I am using Boston Property Assessment Dataset (51.5 MB) provided by Boston government https://data.boston.gov/dataset/property-assessment/resource/fd351943-c2c6-4630-992d-3f895360febd

**[Official description]** Gives property, or parcel, ownership together with value information, which ensures fair assessment of Boston taxable and non-taxable property of all types and classifications.

This dataset contains detailed information of real estates in Boston area. There are 172841 rows, each row of the dataset represents an unique building. There are 75 columns, each column provides descritive information for buildings. 

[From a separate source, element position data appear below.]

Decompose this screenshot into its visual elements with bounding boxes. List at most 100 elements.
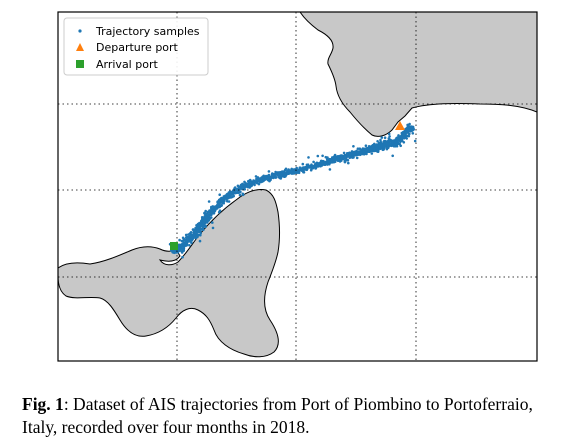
trajectory-sample-point: [216, 202, 220, 206]
trajectory-sample-point: [181, 248, 185, 251]
trajectory-sample-point: [312, 160, 315, 164]
trajectory-sample-point: [211, 226, 215, 230]
trajectory-sample-point: [218, 193, 221, 196]
trajectory-sample-point: [305, 163, 309, 167]
trajectory-sample-point: [382, 140, 385, 144]
trajectory-sample-point: [210, 205, 213, 209]
trajectory-sample-point: [279, 177, 283, 180]
trajectory-sample-point: [373, 144, 376, 147]
trajectory-sample-point: [342, 151, 346, 155]
trajectory-sample-point: [362, 150, 365, 153]
trajectory-sample-point: [178, 247, 182, 251]
trajectory-sample-point: [404, 128, 408, 131]
trajectory-sample-point: [283, 172, 286, 175]
trajectory-sample-point: [220, 203, 223, 207]
trajectory-sample-point: [384, 144, 387, 147]
legend-label-trajectory: Trajectory samples: [95, 25, 200, 38]
trajectory-sample-point: [248, 178, 252, 182]
trajectory-sample-point: [195, 224, 198, 227]
trajectory-sample-point: [287, 169, 290, 172]
trajectory-sample-point: [367, 150, 371, 153]
trajectory-sample-point: [376, 140, 379, 143]
trajectory-sample-point: [395, 142, 398, 146]
trajectory-sample-point: [356, 147, 360, 150]
trajectory-sample-point: [226, 192, 229, 196]
trajectory-sample-point: [321, 154, 324, 158]
trajectory-sample-point: [292, 171, 295, 175]
trajectory-sample-point: [379, 138, 382, 142]
trajectory-sample-point: [413, 139, 417, 143]
trajectory-sample-point: [327, 158, 330, 162]
trajectory-sample-point: [338, 160, 342, 163]
trajectory-sample-point: [241, 192, 245, 196]
legend-marker-trajectory: [78, 29, 82, 33]
trajectory-sample-point: [347, 161, 350, 165]
trajectory-sample-point: [231, 195, 234, 199]
trajectory-sample-point: [184, 233, 188, 237]
trajectory-sample-point: [238, 193, 242, 197]
trajectory-sample-point: [269, 175, 273, 179]
trajectory-sample-point: [229, 193, 232, 196]
trajectory-sample-point: [402, 141, 406, 144]
trajectory-sample-point: [394, 140, 397, 143]
trajectory-sample-point: [408, 122, 411, 126]
trajectory-sample-point: [387, 137, 391, 140]
trajectory-sample-point: [290, 169, 294, 173]
trajectory-sample-point: [190, 235, 194, 239]
grid: [58, 12, 537, 361]
trajectory-sample-point: [219, 197, 222, 201]
trajectory-sample-point: [198, 239, 202, 243]
trajectory-sample-point: [343, 155, 347, 159]
trajectory-sample-point: [264, 176, 267, 179]
trajectory-sample-point: [298, 168, 301, 172]
trajectory-sample-point: [309, 168, 313, 172]
trajectory-sample-point: [303, 167, 307, 170]
trajectory-sample-point: [411, 132, 415, 135]
trajectory-sample-point: [380, 136, 384, 139]
trajectory-sample-point: [277, 171, 281, 175]
trajectory-sample-point: [195, 231, 198, 235]
trajectory-sample-point: [348, 155, 351, 159]
trajectory-sample-point: [283, 168, 287, 172]
trajectory-sample-point: [338, 155, 341, 158]
trajectory-sample-point: [211, 221, 214, 224]
trajectory-sample-point: [267, 170, 271, 173]
trajectory-sample-point: [332, 155, 336, 159]
departure-port-marker: [395, 121, 405, 130]
legend-box: [63, 17, 209, 76]
trajectory-sample-point: [187, 240, 190, 243]
trajectory-sample-point: [243, 180, 246, 184]
trajectory-sample-point: [288, 171, 292, 175]
trajectory-sample-point: [178, 238, 181, 242]
caption-text: : Dataset of AIS trajectories from Port …: [22, 394, 533, 437]
trajectory-sample-point: [255, 181, 259, 185]
trajectory-sample-point: [193, 230, 196, 233]
trajectory-sample-point: [392, 144, 396, 148]
trajectory-sample-point: [401, 130, 405, 134]
legend-label-arrival: Arrival port: [96, 58, 158, 71]
trajectory-sample-point: [396, 138, 399, 141]
trajectory-sample-point: [188, 244, 191, 247]
trajectory-sample-point: [201, 217, 204, 221]
trajectory-sample-point: [205, 219, 209, 223]
trajectory-sample-point: [285, 171, 289, 175]
trajectory-sample-point: [199, 231, 202, 235]
trajectory-sample-point: [232, 192, 235, 195]
trajectory-sample-point: [185, 235, 189, 239]
trajectory-sample-point: [406, 126, 410, 129]
trajectory-sample-point: [375, 149, 379, 153]
trajectory-sample-point: [202, 225, 206, 228]
mainland-landmass: [299, 12, 537, 137]
trajectory-sample-point: [213, 205, 217, 209]
trajectory-sample-point: [397, 136, 401, 139]
trajectory-sample-point: [198, 224, 201, 228]
trajectory-sample-point: [195, 234, 199, 237]
trajectory-sample-point: [314, 165, 317, 168]
trajectory-sample-point: [378, 144, 382, 147]
legend-marker-arrival: [76, 60, 84, 68]
trajectory-sample-point: [194, 236, 198, 240]
trajectory-sample-point: [399, 138, 403, 142]
trajectory-sample-point: [292, 168, 296, 172]
trajectory-sample-point: [408, 132, 411, 136]
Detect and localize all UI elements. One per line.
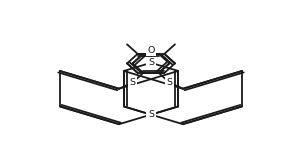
Text: S: S (148, 58, 154, 67)
Text: O: O (147, 46, 155, 55)
Text: S: S (166, 78, 172, 87)
Text: S: S (148, 110, 154, 119)
Text: S: S (130, 78, 136, 87)
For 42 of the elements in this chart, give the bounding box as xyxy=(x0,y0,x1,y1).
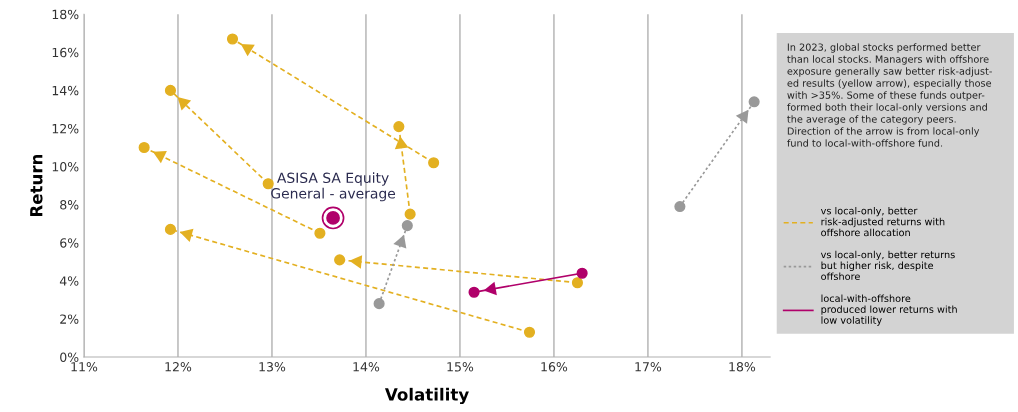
legend-label: vs local-only, better returns but higher risk, despite offshore xyxy=(820,250,955,281)
text: In 2023, global stocks performed better than local stocks. Managers with offshore exposure generally saw better risk-adjust- ed results (yellow arrow), especially those with >35%. Some of these funds outper- formed both their local-only versions and the average of the category peers. Direction of the arrow is from local-only fund to local-with-offshore fund. xyxy=(787,43,992,147)
point xyxy=(674,200,686,213)
point xyxy=(401,220,413,232)
y-tick-label: 4% xyxy=(59,276,79,286)
point xyxy=(226,33,239,45)
y-tick-label: 16% xyxy=(52,47,79,58)
y-tick-label: 2% xyxy=(60,314,79,324)
point xyxy=(428,157,440,169)
x-tick-label: 16% xyxy=(541,362,568,372)
point xyxy=(404,208,416,220)
x-tick-label: 12% xyxy=(165,362,192,372)
x-tick-label: 11% xyxy=(71,362,98,372)
point xyxy=(164,84,177,96)
x-tick-label: 18% xyxy=(729,362,756,372)
point xyxy=(571,277,583,289)
point xyxy=(373,298,385,310)
legend-label: vs local-only, better risk-adjusted returns with offshore allocation xyxy=(820,206,945,237)
y-tick-label: 6% xyxy=(60,238,79,248)
y-axis-title: Return xyxy=(30,154,43,217)
point xyxy=(393,121,405,133)
y-tick-label: 18% xyxy=(52,9,79,20)
point xyxy=(468,286,480,298)
point xyxy=(314,227,326,239)
y-tick-label: 14% xyxy=(52,85,79,96)
x-axis-title: Volatility xyxy=(384,387,469,405)
y-tick-label: 10% xyxy=(52,162,79,172)
point xyxy=(164,223,177,235)
legend-label: local-with-offshore produced lower returns with low volatility xyxy=(821,294,957,326)
series-label: ASISA SA Equity General - average xyxy=(271,172,396,202)
point xyxy=(576,267,588,279)
x-tick-label: 14% xyxy=(353,362,380,372)
point xyxy=(748,96,760,108)
y-tick-label: 0% xyxy=(60,352,79,362)
y-tick-label: 8% xyxy=(60,200,79,210)
point xyxy=(523,326,536,338)
x-tick-label: 17% xyxy=(635,362,662,372)
point xyxy=(138,141,150,154)
y-tick-label: 12% xyxy=(52,123,79,134)
x-tick-label: 13% xyxy=(259,362,286,372)
point xyxy=(334,254,346,266)
x-tick-label: 15% xyxy=(447,362,474,372)
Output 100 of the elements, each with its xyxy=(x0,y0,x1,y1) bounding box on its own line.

There are **classification features** such as type of land used `LU` or type of structural `STRUCTURE_CLASS`, those features are returned as categorical variable; **descriptive features** such as total number of rooms `R_TOTAL_RMS` or total number of bath `R_FULL_BTH`, those features are returned as numerical variable; **condition descriptions** such as overall condition `R_OVRALL_CND` or interior finish `R_INT_FIN`, returned as categorical variable; **assessment value** such as total assessed value for property `AV_TOTAL` or total assessed land value `AV_LAND`, those features are returned as numerical variables.

There are 75 columns in this dataset. We could make some inferences from the column names, but a detailed description is here: https://data.boston.gov/dataset/property-assessment/resource/d6c1268c-cd83-4dc3-a914-bba1ed59da6d

The total assessed value for property is updated by year, so there is a dataset recreated for each year. **I am only using the most up to date dataset (2018 version).**

In [60]:
BostonHousing = pd.read_csv('E:/UIUC/IS590_dv/Final/ast2018full.csv')
nrow = BostonHousing.shape[0]
print('This dataset has ' + str(nrow) + ' rows, each row represents a record for an unique building.')      

This dataset has 172841 rows, each row represents a record for an unique building.


In [62]:
n_features = len(BostonHousing.columns.values)
print('This dataset has ' + str(n_features) + ' features totally.')     

This dataset has 75 features totally.


In [26]:
BostonResidential = BostonHousing[BostonHousing['LU'].isin(['R1','R2','R3','R4'])]
print('Among all the buildings in Boston area, ' + str(BostonResidential.shape[0]) + ' of those are residential building.')

Among all the buildings in Boston area, 64496 of those are residential building.


We are only going to use **residential building** data in the following steps.

#### Column Desciption

In [68]:
numerical = BostonResidential.select_dtypes(include='float').shape[1]
print('There are ' + str(numerical) + ' numerical features totally.')

There are 24 numerical features totally.


In [72]:
cate = BostonResidential.select_dtypes(include='object').shape[1]
print('There are ' + str(cate) + ' categorical features totally.')

There are 45 categorical features totally.


#### Missing values

In [50]:
#Missing percentage for each column
Missing = (BostonResidential.isna().sum().sort_values(ascending = False)/BostonResidential.shape[0]).reset_index()
Missing.columns = ['colname','percentage']

In [58]:
large_missing = Missing[Missing['percentage'] > 0.4].shape[0]
print('There are ' + str(large_missing) + ' columns that have more than 40% missing values.')

There are 31 columns that have more than 40% missing values.


In [74]:
no_missing = Missing[Missing['percentage'] == 0].shape[0]
print('There are ' + str(no_missing) + ' columns that do not have missing value.')

There are 16 columns that do not have missing value.